Mahler
Symphony No.9
Vienna Philharmonic Orchestra
Bernard Haitink
Reviewed by: Douglas Cooksey
Reviewed: 28 April, 2004
Venue: Barbican Hall, London
Following last month’s opening salvo of two Concertgebouw Orchestra concerts, the Barbican’s “Haitink at 75” celebrations continued with this one-off appearance by the Vienna Philharmonic. Still to come are the LSO in June, the Berlin Philharmonic in September and Staatskapelle Dresden, Haitink’s current orchestra, in November.
Not surprisingly the queue for returns was long. I believe this is the first time the VPO has been at the Barbican and the players took a little time to settle. Expectations ran high – as so often, though, the so-perceived ‘celebrity occasion’ and a great performance did not necessarily go hand in hand. What we got certainly compelled respect and admiration, but the music did not move as fully as it should or can.
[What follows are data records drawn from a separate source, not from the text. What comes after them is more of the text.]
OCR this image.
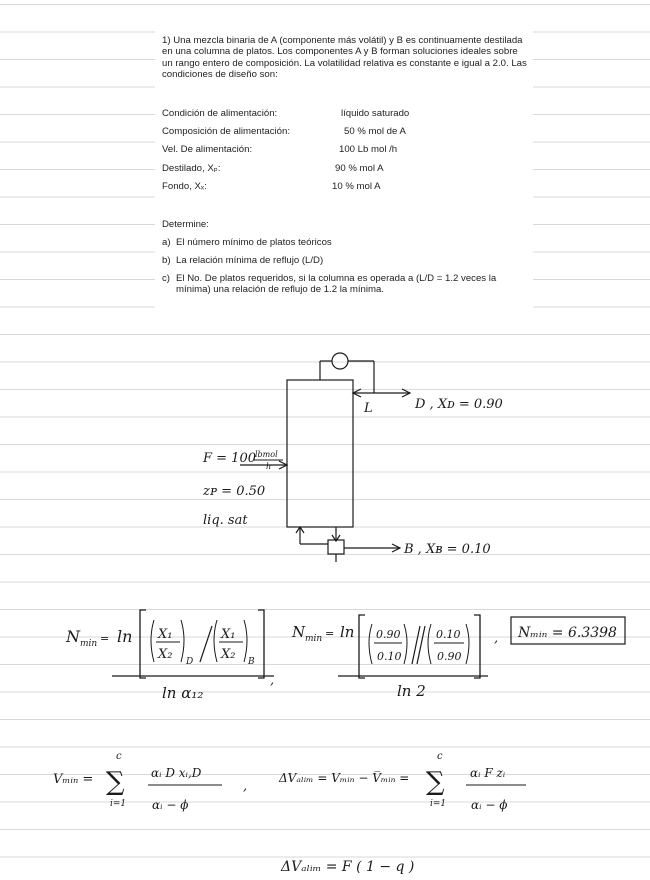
1) Una mezcla binaria de A (componente más volátil) y B es continuamente destilada en una columna de platos. Los componentes A y B forman soluciones ideales sobre un rango entero de composición. La volatilidad relativa es constante e igual a 2.0. Las condiciones de diseño son:
Condición de alimentación:	líquido saturado
Composición de alimentación:	50 % mol de A
Vel. De alimentación:	100 Lb mol /h
Destilado, Xₚ:	90 % mol A
Fondo, Xₓ:	10 % mol A
Determine:
a) El número mínimo de platos teóricos
b) La relación mínima de reflujo (L/D)
c) El No. De platos requeridos, si la columna es operada a (L/D = 1.2 veces la mínima) una relación de reflujo de 1.2 la mínima.
L	D , Xᴅ = 0.90
F = 100 lbmol
h
zᴘ = 0.50
liq. sat
B , Xʙ = 0.10
N min = ln X₁
X₂ D
X₁
X₂ B
,
ln α₁₂
N min = ln 0.90
0.10
0.10
0.90
,
ln 2
Nₘᵢₙ = 6.3398
Vₘᵢₙ =
c
∑
i=1
αᵢ D xᵢ,D
αᵢ − ϕ
,
ΔVₐₗᵢₘ = Vₘᵢₙ − V̅ₘᵢₙ =
c
∑
i=1
αᵢ F zᵢ
αᵢ − ϕ
ΔVₐₗᵢₘ = F ( 1 − q )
Least satisfactory was the gigantic first movement. Everything was clear, each paragraph led logically into the next, tempo choices were eminently sensible, and, save one or two rough edges, the orchestra was technically in control (although nowhere near as impressive as Mahler’s ‘other’ orchestra, the New York Philharmonic, under Kurt Masur, playing this music in this hall in 2000). As an exposition it was admirable but what was lacking was the sense of abject terror behind the notes, of a gigantic landscape traversed. Curiously, given the enormous blazing climaxes, much of the first movement is remarkably inward as the music hauls itself gradually and painfully out of a black pit towards the next eruption; however these quiet passages must never lose their inexorable forward momentum, whereas in this performance they tended to become becalmed. Also, for much of the first movement different instrumental groups are frequently directed to play radically different dynamics simultaneously; too often these were handled rather gingerly, the grotesque aspects smoothed over.
The Ländler fared rather better, the Vienna Philharmonic on home ground. The base tempo was certainly on the slow side and, consequently, subsequent sections were not sufficiently differentiated. Haitink’s microscopically detailed approach, very definitely three beats to the bar, threatened to undermine the dance element, but better this than a too quick tempo, which trivialises the movement.
The ‘Rondo Burleske’ evoked the right thundering anger, the distinctive sound qualities of orchestra with its narrow-bore brass and tart wind working to the music’s advantage, especially in the bittersweet episode at the movement’s heart. However the successive increases of tempo at the close sounded too calculated; a degree of danger is in order. Here we got the notes.
Best of all was the Adagio finale where the inimitable Vienna strings came fully into their own, offset by some notably fine cor anglais playing. Indeed the orchestra’s very distinctive tonal qualities are particularly valuable as a kind of umbilical link with Mahler’s soundworld. Doubtless much has changed in the near- 100 years since the VPO premiere – not least the presence of some half-dozen women in the orchestra (not all listed in the orchestra’s personnel) – yet the combination of Vienna’s distinctive instruments and the Orchestra’s sense of tradition keeps us close to Mahler’s probable intentions.